Introduction: Cardiovascular disease (CVD) remains the leading cause of mortality worldwide, with coronary artery disease (CAD), also known as ischemic heart disease (IHD), responsible for approximately 13% of global deaths in 2021. Studies applying machine learning (ML) and deep learning (DL) to heart disease classification have demonstrated promising results in risk prediction and feature extraction. Background/Objectives: In this study, we develop an AI/ML framework to predict and classify ischemic heart disease risk using publicly available datasets, the Framingham Heart Study and the Cleveland subset of the UCI Heart Disease dataset, along with explanations for how predictions were made by a process called SHAP (SHapley Additive exPlanations).
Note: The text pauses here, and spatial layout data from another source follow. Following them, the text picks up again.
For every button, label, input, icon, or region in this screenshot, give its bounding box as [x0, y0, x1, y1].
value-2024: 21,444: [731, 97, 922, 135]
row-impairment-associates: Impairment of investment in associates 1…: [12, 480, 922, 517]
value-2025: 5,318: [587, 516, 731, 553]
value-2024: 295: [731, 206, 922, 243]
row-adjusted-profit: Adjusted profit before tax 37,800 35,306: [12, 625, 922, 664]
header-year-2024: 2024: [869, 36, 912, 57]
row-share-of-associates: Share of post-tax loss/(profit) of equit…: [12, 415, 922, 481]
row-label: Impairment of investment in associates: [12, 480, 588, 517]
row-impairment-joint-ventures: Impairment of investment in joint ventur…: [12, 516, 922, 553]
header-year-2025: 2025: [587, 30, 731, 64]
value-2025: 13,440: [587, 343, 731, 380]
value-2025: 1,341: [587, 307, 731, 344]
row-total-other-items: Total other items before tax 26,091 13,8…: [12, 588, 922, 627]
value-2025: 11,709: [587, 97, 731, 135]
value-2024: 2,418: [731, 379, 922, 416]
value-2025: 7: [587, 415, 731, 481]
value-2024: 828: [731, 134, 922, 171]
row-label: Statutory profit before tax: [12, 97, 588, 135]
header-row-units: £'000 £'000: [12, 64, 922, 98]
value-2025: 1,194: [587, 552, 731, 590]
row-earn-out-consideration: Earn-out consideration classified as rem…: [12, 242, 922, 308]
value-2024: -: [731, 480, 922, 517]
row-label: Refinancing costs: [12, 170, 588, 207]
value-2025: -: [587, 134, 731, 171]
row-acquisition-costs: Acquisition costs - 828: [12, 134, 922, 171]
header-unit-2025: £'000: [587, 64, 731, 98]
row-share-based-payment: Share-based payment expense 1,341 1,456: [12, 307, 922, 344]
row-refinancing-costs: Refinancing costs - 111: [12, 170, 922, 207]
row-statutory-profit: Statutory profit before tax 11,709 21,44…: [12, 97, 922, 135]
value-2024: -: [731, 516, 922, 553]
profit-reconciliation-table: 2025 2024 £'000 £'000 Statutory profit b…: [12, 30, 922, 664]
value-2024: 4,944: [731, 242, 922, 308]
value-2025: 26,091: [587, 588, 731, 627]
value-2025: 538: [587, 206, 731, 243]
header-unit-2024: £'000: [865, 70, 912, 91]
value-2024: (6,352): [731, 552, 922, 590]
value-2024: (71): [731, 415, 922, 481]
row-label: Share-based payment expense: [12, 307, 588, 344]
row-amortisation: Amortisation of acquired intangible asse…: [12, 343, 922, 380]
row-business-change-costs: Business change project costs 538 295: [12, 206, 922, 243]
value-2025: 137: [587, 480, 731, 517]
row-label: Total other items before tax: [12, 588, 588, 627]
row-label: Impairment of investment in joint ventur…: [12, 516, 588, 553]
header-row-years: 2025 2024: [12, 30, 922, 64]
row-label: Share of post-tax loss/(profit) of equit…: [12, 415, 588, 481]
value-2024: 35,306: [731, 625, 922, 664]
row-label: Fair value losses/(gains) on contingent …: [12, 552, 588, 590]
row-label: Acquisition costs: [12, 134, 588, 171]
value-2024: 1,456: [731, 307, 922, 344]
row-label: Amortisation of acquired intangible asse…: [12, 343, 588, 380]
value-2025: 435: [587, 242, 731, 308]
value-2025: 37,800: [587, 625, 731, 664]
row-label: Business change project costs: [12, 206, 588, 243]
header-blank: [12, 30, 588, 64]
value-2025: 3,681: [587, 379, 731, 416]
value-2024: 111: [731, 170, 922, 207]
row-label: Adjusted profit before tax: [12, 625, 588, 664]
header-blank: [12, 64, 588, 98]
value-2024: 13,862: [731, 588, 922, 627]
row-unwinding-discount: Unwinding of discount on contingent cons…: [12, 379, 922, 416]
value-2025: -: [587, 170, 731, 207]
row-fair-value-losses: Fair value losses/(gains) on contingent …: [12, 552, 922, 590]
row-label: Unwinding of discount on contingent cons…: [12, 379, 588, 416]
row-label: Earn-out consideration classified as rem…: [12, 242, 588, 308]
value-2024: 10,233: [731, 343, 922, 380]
Methods: We implemented a leakage-controlled machine learning pipeline that included data cleaning, stratified 80/20 train-test splitting, training-fold-only feature scaling and class balancing, 5-fold hyperparameter tuning, SHAP interpretability, and Brier score-based calibration assessment. Logistic regression, random forest, K-nearest neighbors, XGBoost, and a feedforward neural network were evaluated on the Framingham dataset and the Cleveland subset of the UCI Heart Disease dataset. Performance was assessed using accuracy, precision, recall, F1-score, Matthews correlation coefficient, AUROC, and Brier score. Results: After leakage-controlled evaluation, Framingham performance was more modest than in the preliminary analysis. Logistic regression achieved the highest AUROC on the Framingham dataset (0.7234), while random forest achieved the lowest Brier score (0.1750), and the feedforward neural network achieved the highest accuracy (0.7719). On the Cleveland subset, logistic regression achieved the strongest threshold-based performance (accuracy 0.8667, precision 0.8571, recall 0.8571, F1-score 0.8571, MCC 0.7321), whereas K-nearest neighbors achieved the highest AUROC (0.9531) and lowest Brier score (0.0942). SHAP highlighted systolic blood pressure, smoking status, and hypertension as influential predictors (Framingham) and number of major vessels, chest pain type, thallium stress-test result (thal; normal, fixed defect, or reversible defect), and age (Cleveland) as top predictors. Conclusions: Optimal model performance is dataset-dependent, and SHAP enhances clinical interpretability. Broader access to high-quality, de-identified medical data could accelerate reproducible ML research in cardiology.
Raman et al. (Mon,) conducted a other in Ischemic heart disease. Machine learning models was evaluated on Model performance (AUROC, accuracy, Brier score). Machine learning models showed dataset-dependent performance for ischemic heart disease prediction, with logistic regression achieving the highest AUROC (0.7234) on the Framingham dataset.